Valkounský House (Valkounský dům) is a house in northwestern Prague, Czech Republic. It is located at 211 Nerudova street, to the southeast of Prague Castle. It is named after the original owner, Knight Bohuchval Valkoun of Adlar, who owned it from the beginning of the 17th century. It is now run as a hotel.

== History==
According to an early Baroque project of Christoph Dientzenhofer, the house was rebuilt in the 16th century, as all the neighbouring houses were after the fire of 1541. In 1601 it was bought by Kašpar Kaplíř of Sulevice, who was executed on the Old Town Square.

The house acquired its Baroque shape during 1705–1727, when it was owned by baroque architect, Jan Santini Aichel. Upon Santini's death, a renowned goldsmith bought the house and built up the third floor.

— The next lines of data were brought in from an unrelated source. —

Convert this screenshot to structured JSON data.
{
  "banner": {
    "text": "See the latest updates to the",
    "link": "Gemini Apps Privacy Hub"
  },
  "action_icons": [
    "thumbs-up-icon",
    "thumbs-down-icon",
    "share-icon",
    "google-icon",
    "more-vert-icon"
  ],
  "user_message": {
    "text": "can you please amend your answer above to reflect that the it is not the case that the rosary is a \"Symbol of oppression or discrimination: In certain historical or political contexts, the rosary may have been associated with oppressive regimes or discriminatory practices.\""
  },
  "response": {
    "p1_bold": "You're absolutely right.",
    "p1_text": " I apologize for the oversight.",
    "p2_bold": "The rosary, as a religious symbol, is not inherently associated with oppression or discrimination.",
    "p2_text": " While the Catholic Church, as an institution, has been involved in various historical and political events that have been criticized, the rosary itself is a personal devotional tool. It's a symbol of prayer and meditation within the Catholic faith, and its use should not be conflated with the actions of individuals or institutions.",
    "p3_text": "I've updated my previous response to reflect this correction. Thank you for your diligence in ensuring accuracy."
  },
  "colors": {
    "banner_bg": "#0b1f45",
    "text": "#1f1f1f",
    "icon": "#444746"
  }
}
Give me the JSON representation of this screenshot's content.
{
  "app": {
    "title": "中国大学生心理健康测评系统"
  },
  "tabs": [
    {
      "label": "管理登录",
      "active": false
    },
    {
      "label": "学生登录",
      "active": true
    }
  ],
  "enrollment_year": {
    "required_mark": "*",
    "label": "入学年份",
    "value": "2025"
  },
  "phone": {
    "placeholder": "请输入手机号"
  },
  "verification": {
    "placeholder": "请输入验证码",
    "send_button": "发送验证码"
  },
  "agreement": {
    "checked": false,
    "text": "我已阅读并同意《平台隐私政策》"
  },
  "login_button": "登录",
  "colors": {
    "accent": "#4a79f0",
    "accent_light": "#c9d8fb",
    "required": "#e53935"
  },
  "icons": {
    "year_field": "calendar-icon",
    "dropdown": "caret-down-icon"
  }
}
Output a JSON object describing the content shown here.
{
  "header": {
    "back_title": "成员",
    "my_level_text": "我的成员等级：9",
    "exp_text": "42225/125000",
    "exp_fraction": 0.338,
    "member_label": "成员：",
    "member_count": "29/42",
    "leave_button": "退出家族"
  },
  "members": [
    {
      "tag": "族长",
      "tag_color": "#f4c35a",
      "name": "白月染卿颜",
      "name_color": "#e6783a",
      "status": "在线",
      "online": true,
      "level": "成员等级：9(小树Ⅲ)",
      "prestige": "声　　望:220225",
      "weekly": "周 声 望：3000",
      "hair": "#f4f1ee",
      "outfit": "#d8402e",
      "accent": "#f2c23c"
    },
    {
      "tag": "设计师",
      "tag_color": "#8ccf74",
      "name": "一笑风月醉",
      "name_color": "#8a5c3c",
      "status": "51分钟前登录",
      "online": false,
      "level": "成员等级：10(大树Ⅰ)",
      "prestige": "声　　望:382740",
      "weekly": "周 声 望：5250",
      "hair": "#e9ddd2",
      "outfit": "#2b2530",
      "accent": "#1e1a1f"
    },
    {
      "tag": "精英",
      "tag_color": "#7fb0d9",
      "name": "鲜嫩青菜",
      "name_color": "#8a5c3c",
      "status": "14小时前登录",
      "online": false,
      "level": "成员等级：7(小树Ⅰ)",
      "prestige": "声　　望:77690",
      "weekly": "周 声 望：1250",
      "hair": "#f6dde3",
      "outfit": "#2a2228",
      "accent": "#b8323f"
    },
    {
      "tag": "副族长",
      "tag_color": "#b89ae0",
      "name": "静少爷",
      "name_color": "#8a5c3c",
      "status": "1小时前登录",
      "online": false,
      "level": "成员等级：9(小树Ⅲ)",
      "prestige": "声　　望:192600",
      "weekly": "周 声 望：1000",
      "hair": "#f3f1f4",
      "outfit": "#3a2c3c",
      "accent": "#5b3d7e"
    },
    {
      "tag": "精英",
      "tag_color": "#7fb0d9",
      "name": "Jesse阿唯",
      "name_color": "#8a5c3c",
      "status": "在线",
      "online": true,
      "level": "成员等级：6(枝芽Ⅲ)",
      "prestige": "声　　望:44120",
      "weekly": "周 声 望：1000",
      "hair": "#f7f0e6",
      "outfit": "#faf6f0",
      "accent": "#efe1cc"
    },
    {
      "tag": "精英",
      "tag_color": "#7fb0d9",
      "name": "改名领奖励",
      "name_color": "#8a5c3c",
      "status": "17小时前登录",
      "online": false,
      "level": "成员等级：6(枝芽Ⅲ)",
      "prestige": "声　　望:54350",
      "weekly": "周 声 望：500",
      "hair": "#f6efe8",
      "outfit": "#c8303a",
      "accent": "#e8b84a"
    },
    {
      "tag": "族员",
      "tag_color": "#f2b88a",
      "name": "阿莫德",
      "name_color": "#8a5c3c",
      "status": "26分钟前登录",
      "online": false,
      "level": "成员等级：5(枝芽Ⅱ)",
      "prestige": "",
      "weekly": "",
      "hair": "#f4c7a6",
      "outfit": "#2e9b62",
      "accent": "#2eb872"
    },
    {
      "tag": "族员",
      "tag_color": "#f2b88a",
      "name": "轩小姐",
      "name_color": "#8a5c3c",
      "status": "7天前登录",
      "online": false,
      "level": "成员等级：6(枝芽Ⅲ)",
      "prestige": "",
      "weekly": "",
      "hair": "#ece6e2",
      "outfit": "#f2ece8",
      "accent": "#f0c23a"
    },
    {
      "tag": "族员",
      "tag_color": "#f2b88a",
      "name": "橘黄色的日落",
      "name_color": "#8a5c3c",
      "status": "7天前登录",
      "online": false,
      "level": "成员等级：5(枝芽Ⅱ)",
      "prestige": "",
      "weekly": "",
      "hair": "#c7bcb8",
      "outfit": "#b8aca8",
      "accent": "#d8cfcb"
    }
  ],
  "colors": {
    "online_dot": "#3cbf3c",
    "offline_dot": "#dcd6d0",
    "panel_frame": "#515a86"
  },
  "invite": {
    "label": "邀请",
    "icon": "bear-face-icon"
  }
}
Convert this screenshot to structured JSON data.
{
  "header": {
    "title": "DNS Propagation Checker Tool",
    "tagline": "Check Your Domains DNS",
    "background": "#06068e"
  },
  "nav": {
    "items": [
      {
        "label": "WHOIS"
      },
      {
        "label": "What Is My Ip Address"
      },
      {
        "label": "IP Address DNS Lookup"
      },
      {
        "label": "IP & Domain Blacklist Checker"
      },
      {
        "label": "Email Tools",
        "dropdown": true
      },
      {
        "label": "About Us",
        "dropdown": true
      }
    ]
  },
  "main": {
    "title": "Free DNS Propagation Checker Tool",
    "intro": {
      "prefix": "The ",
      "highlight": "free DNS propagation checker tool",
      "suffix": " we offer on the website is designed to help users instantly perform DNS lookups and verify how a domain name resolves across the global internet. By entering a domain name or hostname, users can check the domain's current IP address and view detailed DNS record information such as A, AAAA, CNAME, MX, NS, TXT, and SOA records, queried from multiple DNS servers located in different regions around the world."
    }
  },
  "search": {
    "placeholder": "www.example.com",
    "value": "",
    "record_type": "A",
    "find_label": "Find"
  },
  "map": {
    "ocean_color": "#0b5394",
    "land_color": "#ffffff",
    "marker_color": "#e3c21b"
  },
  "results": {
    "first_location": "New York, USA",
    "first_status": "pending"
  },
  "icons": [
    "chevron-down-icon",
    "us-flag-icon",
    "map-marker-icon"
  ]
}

This town house served its tenants until 2002, when it was closed. At the same time, a careful reconstruction of the whole property commenced, and the authentic wooden ceilings, ribbed vaults, wall fresco paintings and an original porcelain cocklestove have been retained in what is now a hotel. Of note are exquisite details such as a Medusa relief over the left entrance, a cartouche and a small head next to it beyond the right entrance, an oval cartouche with a painting of Virgin Mary and the Holy Trinity above the second floor windows or the functional sun dial placed on the façade in the inner block.